The Civil Aviation Authority of Singapore (CAAS) is working with airport stakeholders to conduct trials on the use of renewable diesel for heavy and specialised airside vehicles operating at Singapore Changi Airport, as part of its larger effort to decarbonise the Singapore aviation sector.

The trials will help Singapore develop the supply chain and procurement processes for using renewable diesel at Changi Airport and evaluate renewable diesel’s operating performance vis-à-vis conventional fossil diesel, including the requirements and frequencies of vehicular and equipment maintenance.

The trials will involve all key stakeholders operating specialised vehicles and ground support equipment at Changi Airport, including Changi Airport Group (CAG), dnata, SATS and SIA Engineering Company (SIAEC), which will work together as a community and exchange learning points.

The trials are expected to last one year and will inform deliberation on future adoption of renewable diesel to power the heavy and specialised airside vehicle types for which there are no or few viable electric options.

The trials are eligible for funding support from CAAS under the Aviation Sustainability Programme to help companies defray the cost of using renewable diesel which can be up to three times more expensive than fossil diesel, and the cost of emissions testing and logistical support.

CAAS has identified the transition to cleaner energy for airside vehicles as a key initiative under the Singapore Sustainable Air Hub Blueprint which was published in February 2024.
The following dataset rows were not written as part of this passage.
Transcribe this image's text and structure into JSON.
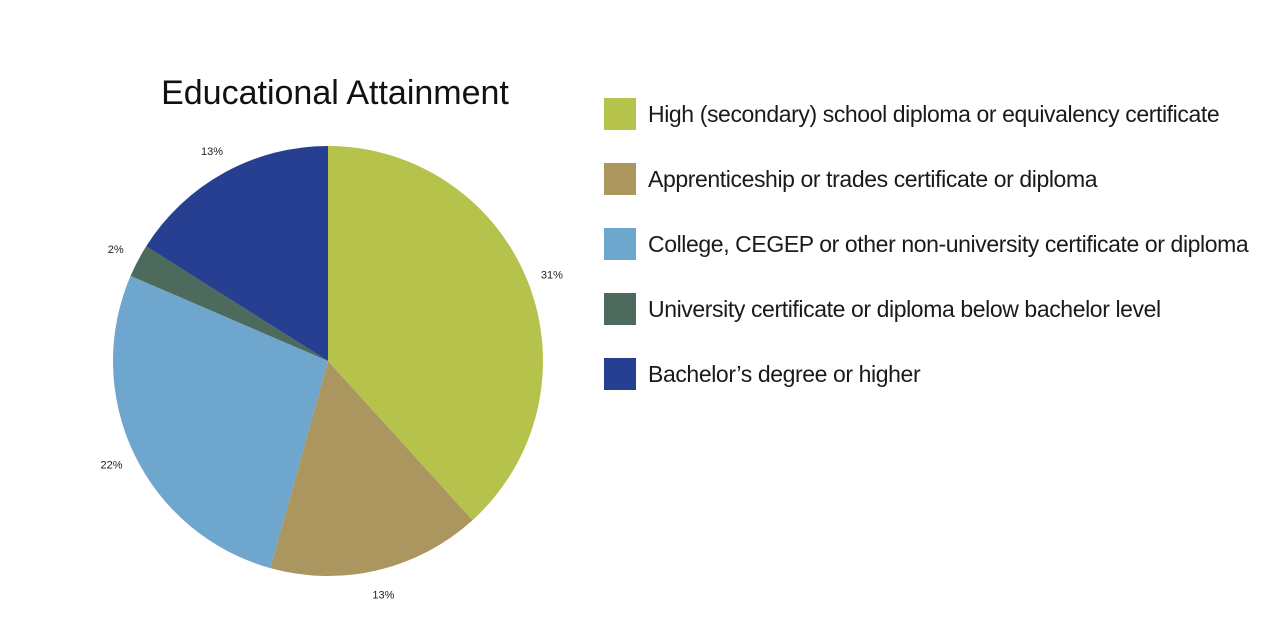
{
  "chart_data": {
    "type": "pie",
    "title": "Educational Attainment",
    "categories": [
      "High (secondary) school diploma or equivalency certificate",
      "Apprenticeship or trades certificate or diploma",
      "College, CEGEP or other non-university certificate or diploma",
      "University certificate or diploma below bachelor level",
      "Bachelor’s degree or higher"
    ],
    "values": [
      31,
      13,
      22,
      2,
      13
    ],
    "labels": [
      "31%",
      "13%",
      "22%",
      "2%",
      "13%"
    ],
    "colors": [
      "#b5c24c",
      "#ab965f",
      "#6fa6cd",
      "#4d6b5c",
      "#263f91"
    ],
    "legend_position": "right"
  }
}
 Cleaner energy transition for airside vehicles is to be achieved through three main pathways: electrification, the use of biofuels, and exploring the use of hydrogen-powered airside vehicles.
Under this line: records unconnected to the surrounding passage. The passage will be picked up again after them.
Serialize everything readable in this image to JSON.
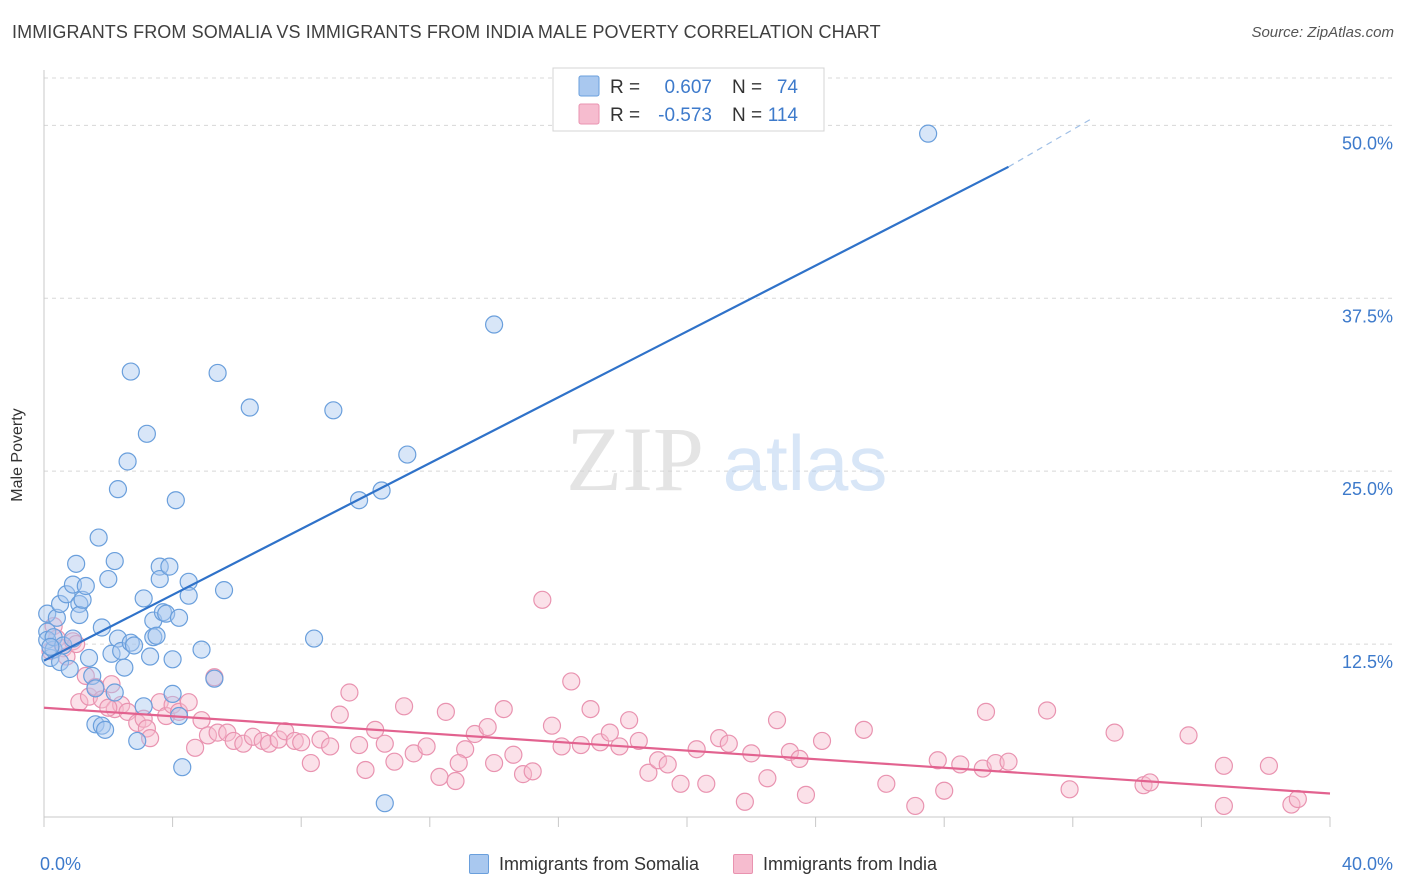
{
  "header": {
    "title": "IMMIGRANTS FROM SOMALIA VS IMMIGRANTS FROM INDIA MALE POVERTY CORRELATION CHART",
    "source": "Source: ZipAtlas.com"
  },
  "watermark": {
    "zip": "ZIP",
    "atlas": "atlas"
  },
  "colors": {
    "blue_fill": "#a9c8ef",
    "blue_stroke": "#6a9fdc",
    "blue_line": "#2f72c9",
    "pink_fill": "#f6bccf",
    "pink_stroke": "#e993b0",
    "pink_line": "#e2628f",
    "axis_text": "#3d7acb",
    "grid": "#d8d8d8"
  },
  "chart_data": {
    "type": "scatter",
    "title": "IMMIGRANTS FROM SOMALIA VS IMMIGRANTS FROM INDIA MALE POVERTY CORRELATION CHART",
    "xlabel": "",
    "ylabel": "Male Poverty",
    "xlim": [
      0,
      40
    ],
    "ylim": [
      0,
      54
    ],
    "x_tick_labels": [
      {
        "value": 0,
        "label": "0.0%"
      },
      {
        "value": 40,
        "label": "40.0%"
      }
    ],
    "y_ticks": [
      {
        "value": 12.5,
        "label": "12.5%"
      },
      {
        "value": 25.0,
        "label": "25.0%"
      },
      {
        "value": 37.5,
        "label": "37.5%"
      },
      {
        "value": 50.0,
        "label": "50.0%"
      }
    ],
    "legend": {
      "position": "top-center",
      "entries": [
        {
          "r_label": "R =",
          "r_value": "0.607",
          "n_label": "N =",
          "n_value": "74"
        },
        {
          "r_label": "R =",
          "r_value": "-0.573",
          "n_label": "N =",
          "n_value": "114"
        }
      ]
    },
    "series": [
      {
        "name": "Immigrants from Somalia",
        "color": "#a9c8ef",
        "trend": {
          "x0": 0,
          "y0": 11.3,
          "x1": 30,
          "y1": 47.0,
          "dash_to_x": 32.6,
          "dash_to_y": 50.5
        },
        "points": [
          [
            0.1,
            14.7
          ],
          [
            0.1,
            13.4
          ],
          [
            0.1,
            12.8
          ],
          [
            0.2,
            11.5
          ],
          [
            0.3,
            12.1
          ],
          [
            0.3,
            13.0
          ],
          [
            0.4,
            14.4
          ],
          [
            0.5,
            15.4
          ],
          [
            0.5,
            11.2
          ],
          [
            0.6,
            12.4
          ],
          [
            0.7,
            16.1
          ],
          [
            0.8,
            10.7
          ],
          [
            0.9,
            12.9
          ],
          [
            0.9,
            16.8
          ],
          [
            1.0,
            18.3
          ],
          [
            1.1,
            15.4
          ],
          [
            1.1,
            14.6
          ],
          [
            1.2,
            15.7
          ],
          [
            1.3,
            16.7
          ],
          [
            1.4,
            11.5
          ],
          [
            1.5,
            10.2
          ],
          [
            1.6,
            9.3
          ],
          [
            1.6,
            6.7
          ],
          [
            1.7,
            20.2
          ],
          [
            1.8,
            13.7
          ],
          [
            1.8,
            6.6
          ],
          [
            1.9,
            6.3
          ],
          [
            2.0,
            17.2
          ],
          [
            2.1,
            11.8
          ],
          [
            2.2,
            9.0
          ],
          [
            2.2,
            18.5
          ],
          [
            2.3,
            12.9
          ],
          [
            2.3,
            23.7
          ],
          [
            2.4,
            12.0
          ],
          [
            2.5,
            10.8
          ],
          [
            2.6,
            25.7
          ],
          [
            2.7,
            12.6
          ],
          [
            2.7,
            32.2
          ],
          [
            2.8,
            12.4
          ],
          [
            2.9,
            5.5
          ],
          [
            3.1,
            8.0
          ],
          [
            3.1,
            15.8
          ],
          [
            3.2,
            27.7
          ],
          [
            3.3,
            11.6
          ],
          [
            3.4,
            13.0
          ],
          [
            3.4,
            14.2
          ],
          [
            3.5,
            13.1
          ],
          [
            3.6,
            18.1
          ],
          [
            3.6,
            17.2
          ],
          [
            3.7,
            14.8
          ],
          [
            3.8,
            14.7
          ],
          [
            3.9,
            18.1
          ],
          [
            4.0,
            8.9
          ],
          [
            4.0,
            11.4
          ],
          [
            4.1,
            22.9
          ],
          [
            4.2,
            14.4
          ],
          [
            4.2,
            7.3
          ],
          [
            4.3,
            3.6
          ],
          [
            4.5,
            17.0
          ],
          [
            4.5,
            16.0
          ],
          [
            4.9,
            12.1
          ],
          [
            5.3,
            10.0
          ],
          [
            5.4,
            32.1
          ],
          [
            5.6,
            16.4
          ],
          [
            6.4,
            29.6
          ],
          [
            8.4,
            12.9
          ],
          [
            9.0,
            29.4
          ],
          [
            9.8,
            22.9
          ],
          [
            10.5,
            23.6
          ],
          [
            10.6,
            1.0
          ],
          [
            11.3,
            26.2
          ],
          [
            14.0,
            35.6
          ],
          [
            27.5,
            49.4
          ],
          [
            0.2,
            12.3
          ]
        ]
      },
      {
        "name": "Immigrants from India",
        "color": "#f6bccf",
        "trend": {
          "x0": 0,
          "y0": 7.9,
          "x1": 40,
          "y1": 1.7
        },
        "points": [
          [
            0.2,
            12.0
          ],
          [
            0.3,
            13.8
          ],
          [
            0.4,
            12.9
          ],
          [
            0.6,
            12.2
          ],
          [
            0.7,
            11.6
          ],
          [
            0.9,
            12.7
          ],
          [
            1.0,
            12.5
          ],
          [
            1.1,
            8.3
          ],
          [
            1.3,
            10.2
          ],
          [
            1.4,
            8.7
          ],
          [
            1.6,
            9.4
          ],
          [
            1.8,
            8.5
          ],
          [
            2.1,
            9.6
          ],
          [
            2.2,
            7.8
          ],
          [
            2.4,
            8.1
          ],
          [
            2.6,
            7.6
          ],
          [
            2.9,
            6.8
          ],
          [
            3.1,
            7.1
          ],
          [
            3.2,
            6.4
          ],
          [
            3.3,
            5.7
          ],
          [
            3.6,
            8.3
          ],
          [
            3.8,
            7.3
          ],
          [
            4.0,
            8.1
          ],
          [
            4.2,
            7.6
          ],
          [
            4.5,
            8.3
          ],
          [
            4.7,
            5.0
          ],
          [
            4.9,
            7.0
          ],
          [
            5.1,
            5.9
          ],
          [
            5.3,
            10.1
          ],
          [
            5.4,
            6.1
          ],
          [
            5.7,
            6.1
          ],
          [
            5.9,
            5.5
          ],
          [
            6.2,
            5.3
          ],
          [
            6.5,
            5.8
          ],
          [
            6.8,
            5.5
          ],
          [
            7.0,
            5.3
          ],
          [
            7.3,
            5.6
          ],
          [
            7.5,
            6.2
          ],
          [
            7.8,
            5.5
          ],
          [
            8.0,
            5.4
          ],
          [
            8.3,
            3.9
          ],
          [
            8.6,
            5.6
          ],
          [
            8.9,
            5.1
          ],
          [
            9.2,
            7.4
          ],
          [
            9.5,
            9.0
          ],
          [
            9.8,
            5.2
          ],
          [
            10.0,
            3.4
          ],
          [
            10.3,
            6.3
          ],
          [
            10.6,
            5.3
          ],
          [
            10.9,
            4.0
          ],
          [
            11.2,
            8.0
          ],
          [
            11.5,
            4.6
          ],
          [
            11.9,
            5.1
          ],
          [
            12.3,
            2.9
          ],
          [
            12.5,
            7.6
          ],
          [
            12.8,
            2.6
          ],
          [
            13.1,
            4.9
          ],
          [
            13.4,
            6.0
          ],
          [
            13.8,
            6.5
          ],
          [
            14.0,
            3.9
          ],
          [
            14.3,
            7.8
          ],
          [
            14.6,
            4.5
          ],
          [
            14.9,
            3.1
          ],
          [
            15.2,
            3.3
          ],
          [
            15.5,
            15.7
          ],
          [
            15.8,
            6.6
          ],
          [
            16.1,
            5.1
          ],
          [
            16.4,
            9.8
          ],
          [
            16.7,
            5.2
          ],
          [
            17.0,
            7.8
          ],
          [
            17.3,
            5.4
          ],
          [
            17.6,
            6.1
          ],
          [
            17.9,
            5.1
          ],
          [
            18.2,
            7.0
          ],
          [
            18.5,
            5.5
          ],
          [
            18.8,
            3.2
          ],
          [
            19.1,
            4.1
          ],
          [
            19.4,
            3.8
          ],
          [
            19.8,
            2.4
          ],
          [
            20.3,
            4.9
          ],
          [
            20.6,
            2.4
          ],
          [
            21.0,
            5.7
          ],
          [
            21.3,
            5.3
          ],
          [
            21.8,
            1.1
          ],
          [
            22.0,
            4.6
          ],
          [
            22.5,
            2.8
          ],
          [
            22.8,
            7.0
          ],
          [
            23.2,
            4.7
          ],
          [
            23.5,
            4.2
          ],
          [
            23.7,
            1.6
          ],
          [
            24.2,
            5.5
          ],
          [
            25.5,
            6.3
          ],
          [
            26.2,
            2.4
          ],
          [
            27.8,
            4.1
          ],
          [
            28.0,
            1.9
          ],
          [
            28.5,
            3.8
          ],
          [
            29.2,
            3.5
          ],
          [
            29.6,
            3.9
          ],
          [
            30.0,
            4.0
          ],
          [
            31.9,
            2.0
          ],
          [
            33.3,
            6.1
          ],
          [
            34.2,
            2.3
          ],
          [
            34.4,
            2.5
          ],
          [
            35.6,
            5.9
          ],
          [
            36.7,
            3.7
          ],
          [
            36.7,
            0.8
          ],
          [
            38.8,
            0.9
          ],
          [
            39.0,
            1.3
          ],
          [
            2.0,
            7.9
          ],
          [
            12.9,
            3.9
          ],
          [
            27.1,
            0.8
          ],
          [
            31.2,
            7.7
          ],
          [
            38.1,
            3.7
          ],
          [
            29.3,
            7.6
          ]
        ]
      }
    ]
  },
  "bottom_legend": {
    "items": [
      "Immigrants from Somalia",
      "Immigrants from India"
    ]
  }
}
While electrification, given its maturity and the wide availability of viable electric vehicle variants, is the main cleaner energy pathway especially for light vehicles such as cars and vans, many of the over 1,800 heavy and specialised vehicles and ground support equipment at Changi Airport airside have few viable electric options.

A key near-term decarbonisation pathway for such vehicles is the use of biofuels, and in particular renewable diesel.